The Bill began its legislative journey in the Dáil on Tuesday night, and debate continues on Wednesday. It is due to be debated again on Thursday, and the Cabinet on Tuesday reaffirmed its intention to have the Bill signed into law before the summer recess in later July.
This is a highly accelerated timetable than what would be normal – especially for sensitive legislation against which there is a lot of opposition – and it should be remembered that the Government does not command a majority in either the Dáil or the Seanad. Passing the Bill is not, actually, within the Government’s power: it depends on Opposition support. But Ross insists he has a commitment that the Government will do everything in its power to pass the Bill, including extending the Dáil term by a week if necessary. It is clearly an immediate priority for the coalition.
But why? Why has Ross made what is at best a niche issue into such a priority, expending so much of his political capital on it?
Of all the pressing problems faced by Ireland, few people would have identified the appointment of judges as being among them.
Michael McDowell has suggested that Ross’s crusade stems from an unsatisfactory court case against him in the 1990s. Ross’s office declined to comment, but it seems a thin explanation. Ross himself places his determination to change the way judges are appointed to his crusade against “cronyism” – an issue that has been one of the touchstones of his political life, and before that his career as a campaigning journalist.
His detractors fairly point out that he has a record himself of appointing close associates to jobs, and his championing of Stepaside Garda station was a classic example of parish-pump politics.
Ross has thundered against “cronyism” everywhere in Irish life, but sees it as an especially pervasive influence in the appointment of judges. At the weekend, in comments that reflect his statements on the issue since his entry to Government, he said all judges are currently politically appointed” and insisted the forthcoming Bill would “finally end this rotten system”.
But very few people in Government, and nobody in the legal profession, actually believes it is a "rotten system" stuffed with political placemen; actually, as Ruadhán Mac Cormaic's book on the Supreme Court has recorded, the courts have been used as an instrument of social change in Ireland.
Besides, even under the new legislation, judges will continue to be appointed by politicians – because the Constitution places responsibility for the nomination of judges (they are formally appointed by the President) in the hands of the cabinet. The act cannot change that.
While the history of appointments to the bench of the district and circuit courts certainly demonstrate that the political allegiance of lawyers may well be an advantage, that is a harder case to prove (with the exception of a small number of appointments) in the case of the High Court and the Supreme Court. Judicial and legal sources say that a much more pressing problem for the administration of justice at present is the difficulty in getting the best lawyers to offer themselves for judicial posts.
Proponents of the reforms suggest that they would say that, wouldn’t they.
But it is clear from recent senior judicial appointments that it is no longer the practice – as it was in the recent past – for many of the very top lawyers to go on the bench for the last phase of their careers.

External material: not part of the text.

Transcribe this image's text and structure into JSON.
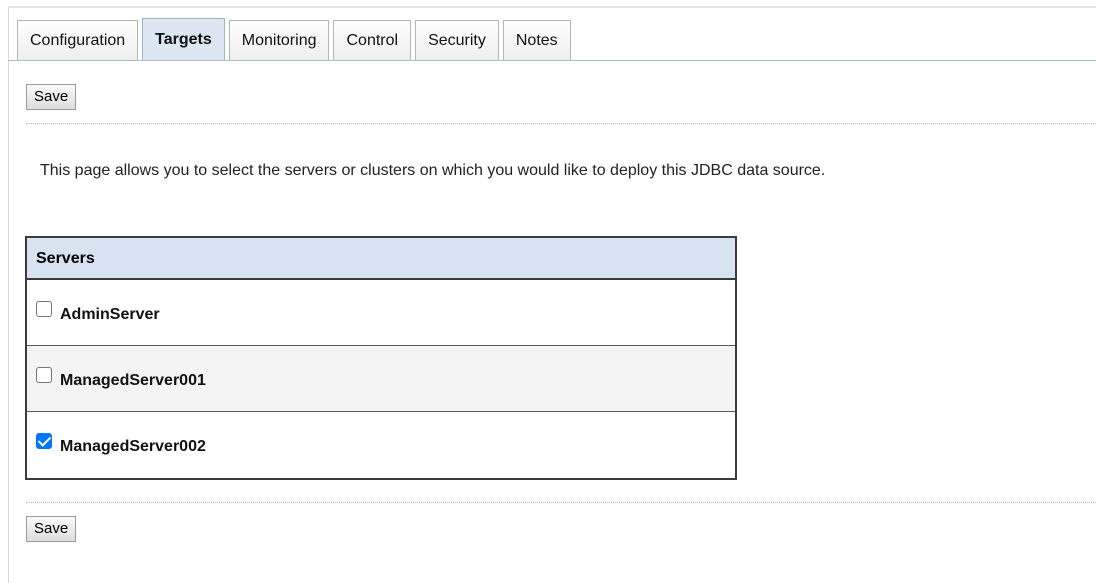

There are several reasons for this, including financial ones. But the constant hostility from Government is universally cited by both judges and lawyers as a reason for the difficulties in recruitment and people at the highest level of the judiciary are deeply worried about it.
As Jennifer Carroll MacNeill has pointed out, Ireland's judiciary is internationally very highly regarded for its independence from the political system. Of all the problems in the legal system – chronic inefficiency, the astronomical cost of legal proceedings and the consequent in accessibility to legal remedies for many people – the manner of the appointment of judges rates pretty far down most people's list.
But most people are not in the Cabinet.